The coming year is shaping up to be crucial for New Zealand’s economy.

Paul Adams

Do we join those countries making their way out of the international wreckage or become a cautionary tale?

The government could more actively promote competition and productivity by taking the following five steps to gain maximum leverage from our innovative ideas and technologies:

Create a fairer tax regime for patents

Patents are a crucial commercialisation driver yet our tax rate on patents is higher than many other countries. The Income Tax Act (2007) also contains an obscure provision that effectively taxes them twice as it requires patent owners to capitalise any patent expenditure (treating the patent as an asset) but if the patent is sold, the owner must pay income tax on the sale proceeds (treating it as income).

This gives patent owners the worst of both worlds and punishes innovation unless they move their intellectual property offshore. Policy reform would encourage more homegrown IP.

Rationalise the incentive systems around public R&D

The government spends over $700 million annually on research and development and promises to spend more.

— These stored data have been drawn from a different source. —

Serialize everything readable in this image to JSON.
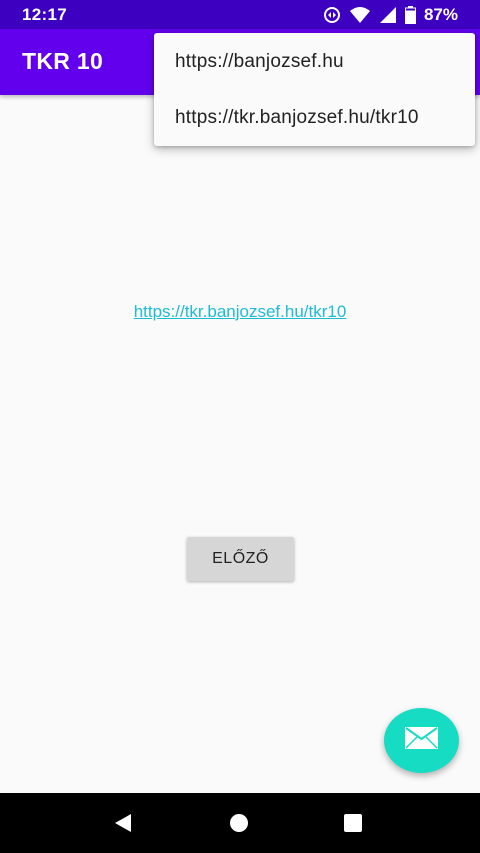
{
  "status_bar": {
    "time": "12:17",
    "battery": "87%",
    "icons": [
      "sync-icon",
      "wifi-icon",
      "signal-icon",
      "battery-icon"
    ]
  },
  "app_bar": {
    "title": "TKR 10",
    "background": "#6200ee"
  },
  "menu": {
    "items": [
      {
        "label": "https://banjozsef.hu"
      },
      {
        "label": "https://tkr.banjozsef.hu/tkr10"
      }
    ]
  },
  "content": {
    "link": "https://tkr.banjozsef.hu/tkr10",
    "link_color": "#1fbcd2",
    "prev_button": "ELŐZŐ"
  },
  "fab": {
    "icon": "mail-icon",
    "color": "#17dcc4"
  },
  "nav_bar": {
    "icons": [
      "back-icon",
      "home-icon",
      "recents-icon"
    ]
  }
}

Yet too few of the results achieve a return because public funding processes tend to incentivise perennial R&D, rather than innovation that will be commercialised. This is fine in some areas but a waste of money in others, which highlights the need to…

Be clear about ROI expectations

There needs to be a clear delineation between funding for blue skies research and funding for projects that expect a commercial return. This should be considered as part of a wider structural realignment in public R&D spending.

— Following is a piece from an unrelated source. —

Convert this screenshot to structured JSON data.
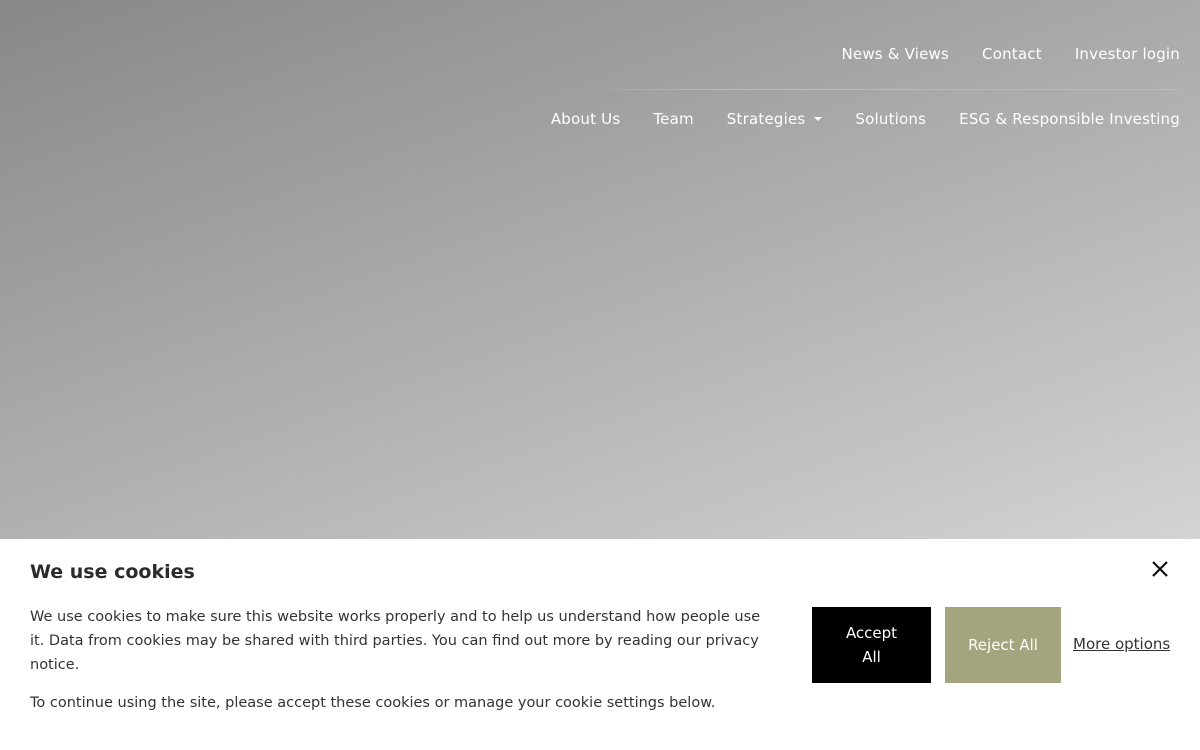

Stop pretending the government can commercialise IP

Crown Research Institutes are not good at moving from idea creation to commercialisation so there has been an astonishingly low return on billions of dollars invested in them over the past two decades.

When compared with the performance of innovative private sector firms like LanzaTech, it is clear that the CRIs’ failure to commercialise is a fundamental weakness that will require more than bureaucratic retooling to fix.

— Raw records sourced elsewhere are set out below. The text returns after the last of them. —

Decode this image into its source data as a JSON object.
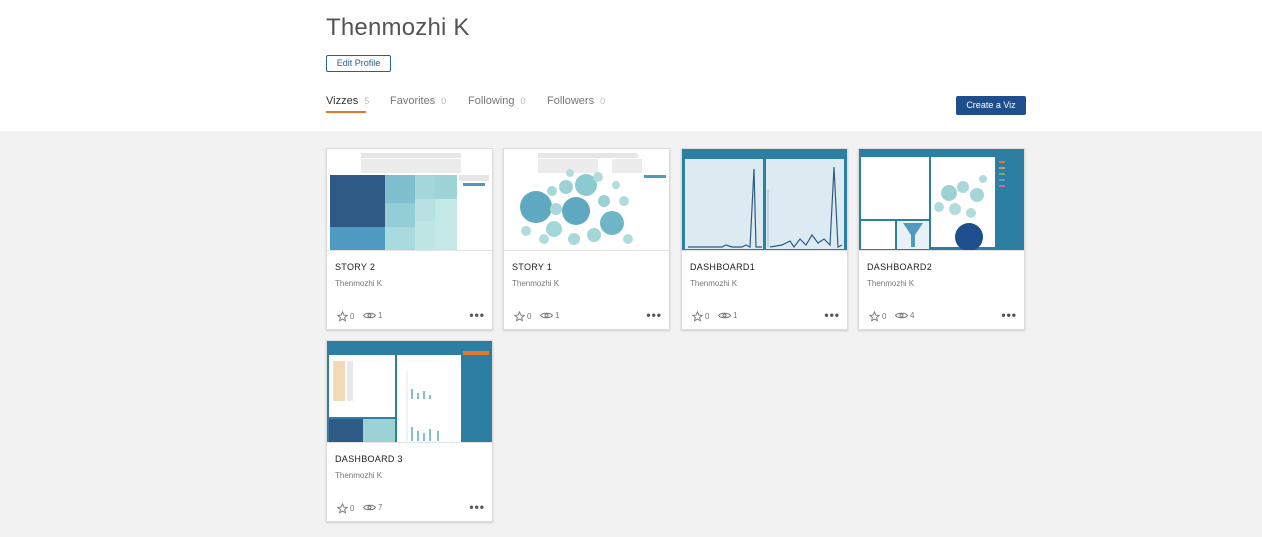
{
  "profile": {
    "name": "Thenmozhi K",
    "edit_label": "Edit Profile"
  },
  "tabs": [
    {
      "label": "Vizzes",
      "count": "5"
    },
    {
      "label": "Favorites",
      "count": "0"
    },
    {
      "label": "Following",
      "count": "0"
    },
    {
      "label": "Followers",
      "count": "0"
    }
  ],
  "create_label": "Create a Viz",
  "colors": {
    "accent": "#e8762b",
    "primary": "#1f4e8c",
    "teal": "#2c7fa3"
  },
  "cards": [
    {
      "title": "STORY 2",
      "author": "Thenmozhi K",
      "favorites": "0",
      "views": "1",
      "more": "•••"
    },
    {
      "title": "STORY 1",
      "author": "Thenmozhi K",
      "favorites": "0",
      "views": "1",
      "more": "•••"
    },
    {
      "title": "DASHBOARD1",
      "author": "Thenmozhi K",
      "favorites": "0",
      "views": "1",
      "more": "•••"
    },
    {
      "title": "DASHBOARD2",
      "author": "Thenmozhi K",
      "favorites": "0",
      "views": "4",
      "more": "•••"
    },
    {
      "title": "DASHBOARD 3",
      "author": "Thenmozhi K",
      "favorites": "0",
      "views": "7",
      "more": "•••"
    }
  ]
}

Public money must continue to underpin New Zealand’s R&D sector but it must be spent more wisely.

Change the game

R&D funding should be guided by rational incentives, clear expectations and a focus on results.

This will require the government to get its tax policy in order and then dramatically increase support for private efforts that show signs of delivering. Reversing the ratio of public and private sector support, and opening the results of public research to commercial firms will likely cause a storm of protest – but it must be done.

New Zealand is at a public research crossroad: push it into the real world or continue to write off vast amounts.

Nobody should apologise for wanting a powerful commercial IP sector: the smart game looks to buy wins, regardless of where they come from.

New Zealand doesn’t have enough money to play any other way.

Paul Adams is chief executive of EverEdge IP.